4. Wash off all the free nitrate of silver, and pour over the film a preservative composed of twenty-five grains of gum-arabic freshly dissolved in an ounce of water. Let it dry spontaneously, and, before putting the plate into the dark-slide, dry it again thoroughly before a hot flat-iron.

5. Give the same exposure as for wet collodion.

6. Develop the picture by first wetting it with distilled water, and then pouring over it a developer, consisting of one ounce of distilled water, two grains of pyrogallic acid, two scruples of glacial acetic acid, and a few drops of a weak solution of nitrate of silver. the image appears immediately, and very soon acquires the necessary intensity.

7. Fix the negative in the usual way, with a saturated solution of the hyposulphite soda or lime, and when dry, varnish it with spirit varnish.

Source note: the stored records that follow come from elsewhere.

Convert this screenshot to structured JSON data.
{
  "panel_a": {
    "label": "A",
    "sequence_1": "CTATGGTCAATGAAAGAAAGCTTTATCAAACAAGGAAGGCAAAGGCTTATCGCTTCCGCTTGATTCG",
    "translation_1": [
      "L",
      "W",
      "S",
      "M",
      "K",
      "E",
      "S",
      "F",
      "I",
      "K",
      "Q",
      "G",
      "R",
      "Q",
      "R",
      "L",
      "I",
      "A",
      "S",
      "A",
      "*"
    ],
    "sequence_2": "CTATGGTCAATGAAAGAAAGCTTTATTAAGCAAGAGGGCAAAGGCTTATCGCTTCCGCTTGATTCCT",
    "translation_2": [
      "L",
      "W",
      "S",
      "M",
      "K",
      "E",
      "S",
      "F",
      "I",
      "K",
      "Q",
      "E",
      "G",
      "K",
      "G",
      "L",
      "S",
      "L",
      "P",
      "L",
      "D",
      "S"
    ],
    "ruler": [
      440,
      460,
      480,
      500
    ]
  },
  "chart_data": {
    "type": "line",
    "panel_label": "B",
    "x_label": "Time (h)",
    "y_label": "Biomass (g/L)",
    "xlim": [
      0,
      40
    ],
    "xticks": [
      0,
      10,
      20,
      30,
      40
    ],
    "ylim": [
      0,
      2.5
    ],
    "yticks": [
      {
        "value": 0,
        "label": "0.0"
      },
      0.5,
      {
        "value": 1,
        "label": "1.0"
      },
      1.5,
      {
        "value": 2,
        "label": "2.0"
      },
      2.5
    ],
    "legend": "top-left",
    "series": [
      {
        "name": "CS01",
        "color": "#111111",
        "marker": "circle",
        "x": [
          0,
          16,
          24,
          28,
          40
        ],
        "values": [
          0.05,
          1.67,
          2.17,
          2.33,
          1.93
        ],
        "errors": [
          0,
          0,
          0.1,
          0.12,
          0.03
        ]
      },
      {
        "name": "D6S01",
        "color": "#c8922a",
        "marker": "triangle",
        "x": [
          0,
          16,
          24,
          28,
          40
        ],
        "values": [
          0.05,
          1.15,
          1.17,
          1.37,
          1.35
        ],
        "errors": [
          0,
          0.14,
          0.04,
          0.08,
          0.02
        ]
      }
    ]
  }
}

Keene's Rapid Dry Process.

This is a modification of the Tannin Process, or Tannin and Honey Process. the characteristic difference is this:

After the plate is sensitized, it is not washed, but flowed immediately with equal parts of a filtered, fifteen grain per ounce solution of tannin and gum, the latter consisting of four ounces of picked gum-arabic, dissolved in eight ounces of rain-water. the collodion plate requires twice the time in the nitrate bath of an ordinary collodion plate. When removed from the bath, drain a few moments and flow it with the preservative mixture bountifully, as with collodion, tilting the plate, so that the tannin solution flows from the right upper corner to the left upper corner, then to the left lower corner, and finally to the right lower corner, and then along with the excess of water off at this corner. Repeat the operation once or twice. the last lot can be used for the first of the next plate. the plate is then drained, washed and dried. It is said to be almost as sensitive as a wet collodion plate. It is soaked in distilled or rain-water before it is developed. It is fixed and developed like any other tannin plate.